Miller noted that the design was not final, and the board did not adopt any draft renderings.

“The sign’s LED futuristic display is what we propose … and the signs can have multiple messages running at the same time. The sign can show spaces available, then a page with the rates at these garages and then a third [page] can advertise something going on in The Village,” Miller said.

The proposed sign could be 8 to 11 feet tall, but Miller said the size can be adjusted based on community needs.

“As a sign, it’s attractive but I’m concerned it’s not a good fit for The Village,” CPAB member Nancy Warwick said. “You said futuristic. I wonder if the framing of the sign could be more coastal and like a village. It would be one thing if this was in front of a mall, but this isn’t something that, to me, fits in The Village.”

Trustee Ray Weiss added: “I think the biggest criticism we are going to get is from residents who don’t want it to be too imposing. We live here, this isn’t just for tourists. The sign might have to be toned down … there are likely to be objections if it is too prominent.”

Miller said “we don’t want it to be overbearing, but we don’t want it to be so small that you can only see it from a couple of feet away. For it to be effective, we have to give drivers in their cars [a chance] to see it with enough reaction time to make a decision.”

Questions arose about how drivers would access the information and make a decision safely.

Weiss said there’s a concern about creating a traffic hazard and added that “the first person that gets rear-ended by someone who was writing down information as it flashed across a screen is going to sue whoever owns the sign, so we have to be careful about that.”

“A lot of the people coming in aren’t expecting to see a parking sign,” Warwick said. “So a tourist might come in, not know where to park, make that turn, touch on the brake [and] look up the addresses,” not knowing where they are.

CAPB Chairman Brett Murphy — who also is on the Village Merchants Association and Planned District Ordinance committees — wondered if the board could reach out to other groups with design expertise for insight and possibly renderings.

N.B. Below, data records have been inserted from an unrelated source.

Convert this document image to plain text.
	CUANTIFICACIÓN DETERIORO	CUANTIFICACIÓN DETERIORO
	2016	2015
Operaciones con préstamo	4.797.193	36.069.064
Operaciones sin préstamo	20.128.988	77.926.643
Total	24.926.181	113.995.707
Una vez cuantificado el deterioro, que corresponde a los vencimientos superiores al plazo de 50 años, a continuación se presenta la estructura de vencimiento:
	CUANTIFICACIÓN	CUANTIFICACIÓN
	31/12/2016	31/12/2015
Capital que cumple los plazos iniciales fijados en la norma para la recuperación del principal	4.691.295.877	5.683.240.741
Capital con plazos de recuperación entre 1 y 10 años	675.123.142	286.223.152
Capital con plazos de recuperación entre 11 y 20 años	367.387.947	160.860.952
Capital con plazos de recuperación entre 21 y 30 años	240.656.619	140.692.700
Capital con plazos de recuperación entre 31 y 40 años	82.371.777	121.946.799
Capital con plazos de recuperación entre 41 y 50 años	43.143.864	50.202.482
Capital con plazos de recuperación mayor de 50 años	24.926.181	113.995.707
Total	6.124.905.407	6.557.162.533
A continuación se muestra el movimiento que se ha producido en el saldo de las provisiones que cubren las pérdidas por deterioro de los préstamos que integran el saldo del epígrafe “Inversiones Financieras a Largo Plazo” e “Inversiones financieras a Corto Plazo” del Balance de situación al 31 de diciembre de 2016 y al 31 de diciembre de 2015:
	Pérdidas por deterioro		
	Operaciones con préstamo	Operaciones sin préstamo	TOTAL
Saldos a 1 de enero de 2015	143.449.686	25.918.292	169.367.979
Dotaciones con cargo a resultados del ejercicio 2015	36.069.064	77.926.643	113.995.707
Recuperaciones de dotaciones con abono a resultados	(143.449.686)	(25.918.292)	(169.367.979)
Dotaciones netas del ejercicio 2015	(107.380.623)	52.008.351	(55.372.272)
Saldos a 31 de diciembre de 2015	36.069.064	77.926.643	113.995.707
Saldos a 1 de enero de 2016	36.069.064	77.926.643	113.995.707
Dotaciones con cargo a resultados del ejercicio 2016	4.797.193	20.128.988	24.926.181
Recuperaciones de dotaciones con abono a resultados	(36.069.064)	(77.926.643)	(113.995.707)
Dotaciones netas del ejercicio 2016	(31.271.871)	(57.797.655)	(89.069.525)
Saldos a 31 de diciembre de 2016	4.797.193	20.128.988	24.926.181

Rudick said she is working with Vision La Jolla and Enhance La Jolla, which administers the Maintenance Assessment District in The Village, “about the overall longer-term aesthetics of La Jolla” and said they would like to be involved in the look of the sign.

Vision La Jolla is an ad-hoc committee of the La Jolla Community Planning Association. It is composed of architects Andy Fotsch, Brian Will and Trace Wilson, Realtors Patrick Ahern and John Shannon and engineer and historian Matt Mangano. Its mission is to work with groups looking to update regulations that apply to Village development or major Village improvement projects.

“Vision La Jolla has volunteered to look at this to make sure it is going to fit into the overall idea they have … because that is the missing piece,” Rudick said. “We need to get this approved, so we need to go with the signage that is going to be the most amiable to the public we are serving.”